Armin Ronacher has been working on agentic systems. He’s one of the reasons I’m skeptically optimistic about AI coding agents. His work is a prime example of principled, considerate, measured, and well-informed exploration of the possibilities.
Currently he thinks Agent Design Is Still Hard
TL;DR: Building agents is still messy. SDK abstractions break once you hit real tool use. Caching works better when you manage it yourself, but differs between models. Reinforcement ends up doing more heavy lifting than expected, and failures need strict isolation to avoid derailing the loop. Shared state via a file-system-like layer is an important building block. Output tooling is surprisingly tricky, and model choice still depends on the task.

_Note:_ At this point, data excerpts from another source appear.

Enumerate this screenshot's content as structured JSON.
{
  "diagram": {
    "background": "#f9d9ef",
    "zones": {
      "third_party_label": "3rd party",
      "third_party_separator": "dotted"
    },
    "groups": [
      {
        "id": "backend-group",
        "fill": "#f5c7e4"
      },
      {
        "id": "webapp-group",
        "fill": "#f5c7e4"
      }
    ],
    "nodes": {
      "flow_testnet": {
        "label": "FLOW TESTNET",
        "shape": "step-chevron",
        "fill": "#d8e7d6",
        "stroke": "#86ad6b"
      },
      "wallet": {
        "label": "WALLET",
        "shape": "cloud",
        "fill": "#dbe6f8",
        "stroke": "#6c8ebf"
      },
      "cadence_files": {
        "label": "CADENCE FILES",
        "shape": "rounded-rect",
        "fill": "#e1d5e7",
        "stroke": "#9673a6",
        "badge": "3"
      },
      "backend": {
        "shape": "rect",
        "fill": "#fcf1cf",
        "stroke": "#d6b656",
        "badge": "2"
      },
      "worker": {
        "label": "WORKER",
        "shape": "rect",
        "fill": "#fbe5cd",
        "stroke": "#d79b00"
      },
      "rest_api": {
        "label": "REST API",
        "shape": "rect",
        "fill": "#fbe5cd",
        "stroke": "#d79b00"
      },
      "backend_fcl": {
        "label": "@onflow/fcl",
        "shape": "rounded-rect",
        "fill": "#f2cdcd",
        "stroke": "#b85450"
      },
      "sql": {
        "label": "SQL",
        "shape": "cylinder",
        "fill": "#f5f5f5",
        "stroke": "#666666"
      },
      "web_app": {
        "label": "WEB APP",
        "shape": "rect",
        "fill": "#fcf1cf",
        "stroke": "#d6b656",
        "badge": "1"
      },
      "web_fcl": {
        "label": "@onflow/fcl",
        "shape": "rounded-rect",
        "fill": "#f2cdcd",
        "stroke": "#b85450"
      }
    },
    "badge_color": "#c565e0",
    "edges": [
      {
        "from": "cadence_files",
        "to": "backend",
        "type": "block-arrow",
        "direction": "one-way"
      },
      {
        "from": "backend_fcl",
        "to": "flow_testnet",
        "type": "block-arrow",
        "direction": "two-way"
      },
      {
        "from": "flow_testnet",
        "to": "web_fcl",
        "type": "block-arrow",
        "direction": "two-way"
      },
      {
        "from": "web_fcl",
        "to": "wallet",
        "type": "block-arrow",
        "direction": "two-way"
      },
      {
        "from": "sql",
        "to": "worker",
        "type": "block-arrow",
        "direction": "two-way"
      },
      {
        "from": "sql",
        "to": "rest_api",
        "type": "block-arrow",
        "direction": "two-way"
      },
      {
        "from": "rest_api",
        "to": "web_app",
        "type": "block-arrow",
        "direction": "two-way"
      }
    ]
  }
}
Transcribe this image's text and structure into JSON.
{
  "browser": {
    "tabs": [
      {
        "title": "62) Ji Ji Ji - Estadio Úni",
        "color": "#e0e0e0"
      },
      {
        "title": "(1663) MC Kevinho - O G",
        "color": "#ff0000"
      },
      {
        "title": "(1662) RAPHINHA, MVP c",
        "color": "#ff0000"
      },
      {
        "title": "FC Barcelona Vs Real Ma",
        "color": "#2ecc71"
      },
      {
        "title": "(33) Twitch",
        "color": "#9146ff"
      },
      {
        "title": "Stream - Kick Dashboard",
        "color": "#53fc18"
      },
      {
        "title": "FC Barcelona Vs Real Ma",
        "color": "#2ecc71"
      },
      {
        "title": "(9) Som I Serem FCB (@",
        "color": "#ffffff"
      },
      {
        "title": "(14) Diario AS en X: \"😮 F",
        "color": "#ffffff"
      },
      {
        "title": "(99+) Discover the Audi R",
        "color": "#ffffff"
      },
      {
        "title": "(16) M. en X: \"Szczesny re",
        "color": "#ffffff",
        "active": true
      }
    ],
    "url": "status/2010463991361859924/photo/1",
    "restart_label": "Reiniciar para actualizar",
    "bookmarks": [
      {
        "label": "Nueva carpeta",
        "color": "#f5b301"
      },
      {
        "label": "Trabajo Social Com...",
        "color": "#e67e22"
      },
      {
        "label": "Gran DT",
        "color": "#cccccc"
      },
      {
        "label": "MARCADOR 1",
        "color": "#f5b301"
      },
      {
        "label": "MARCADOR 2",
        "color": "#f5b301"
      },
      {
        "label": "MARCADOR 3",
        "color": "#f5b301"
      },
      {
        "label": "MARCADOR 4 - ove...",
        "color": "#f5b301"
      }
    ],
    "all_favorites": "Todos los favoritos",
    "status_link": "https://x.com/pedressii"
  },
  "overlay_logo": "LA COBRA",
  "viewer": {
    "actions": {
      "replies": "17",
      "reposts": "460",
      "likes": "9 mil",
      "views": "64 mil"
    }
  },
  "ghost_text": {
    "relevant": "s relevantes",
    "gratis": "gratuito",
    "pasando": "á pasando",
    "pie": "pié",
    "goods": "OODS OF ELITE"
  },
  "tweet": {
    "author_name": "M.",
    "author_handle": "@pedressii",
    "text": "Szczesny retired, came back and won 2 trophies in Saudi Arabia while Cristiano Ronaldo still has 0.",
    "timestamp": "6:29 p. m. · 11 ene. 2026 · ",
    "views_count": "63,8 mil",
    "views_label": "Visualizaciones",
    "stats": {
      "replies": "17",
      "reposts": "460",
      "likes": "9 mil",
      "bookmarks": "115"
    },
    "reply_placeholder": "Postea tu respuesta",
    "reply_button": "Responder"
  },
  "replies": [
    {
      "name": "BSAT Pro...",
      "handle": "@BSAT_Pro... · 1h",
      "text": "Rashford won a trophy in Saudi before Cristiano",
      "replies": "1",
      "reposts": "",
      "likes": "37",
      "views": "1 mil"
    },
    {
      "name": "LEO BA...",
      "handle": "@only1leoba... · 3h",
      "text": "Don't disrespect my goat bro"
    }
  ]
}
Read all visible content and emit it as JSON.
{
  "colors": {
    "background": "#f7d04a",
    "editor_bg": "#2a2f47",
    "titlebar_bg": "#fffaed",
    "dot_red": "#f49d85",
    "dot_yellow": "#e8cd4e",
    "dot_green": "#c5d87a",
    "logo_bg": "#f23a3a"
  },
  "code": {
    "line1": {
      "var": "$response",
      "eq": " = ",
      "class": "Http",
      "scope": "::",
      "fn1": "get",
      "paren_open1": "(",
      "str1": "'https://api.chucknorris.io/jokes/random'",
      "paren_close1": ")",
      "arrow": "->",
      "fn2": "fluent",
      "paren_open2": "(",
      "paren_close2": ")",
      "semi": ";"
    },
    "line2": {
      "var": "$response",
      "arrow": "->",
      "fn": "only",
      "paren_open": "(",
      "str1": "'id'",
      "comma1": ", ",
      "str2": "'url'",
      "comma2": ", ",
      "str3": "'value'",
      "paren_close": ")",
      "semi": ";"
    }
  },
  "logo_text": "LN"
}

Lots of goodness and, to be honest, stuff that’s over my head at the moment. I’m definitely not as deep in the weeds as Armin. However, I was struck by this statement:
Testing and Evals
We find testing and evals to be the hardest problem here. This is not entirely surprising, but the agentic nature makes it even harder. Unlike prompts, you cannot just do the evals in some external system because there’s too much you need to feed into it. This means you want to do evals based on observability data or instrumenting your actual test runs. So far none of the solutions we have tried have convinced us that they found the right approach here. Unfortunately, I have to report that at the moment we haven’t found something that really makes us happy. I hope we’re going to find a solution for this because it is becoming an increasingly frustrating aspect of building an agent.
I’m primarily attracted to the plumbing aspects, tracing and observability, but AI evals practice does not seem to be converging on common processes.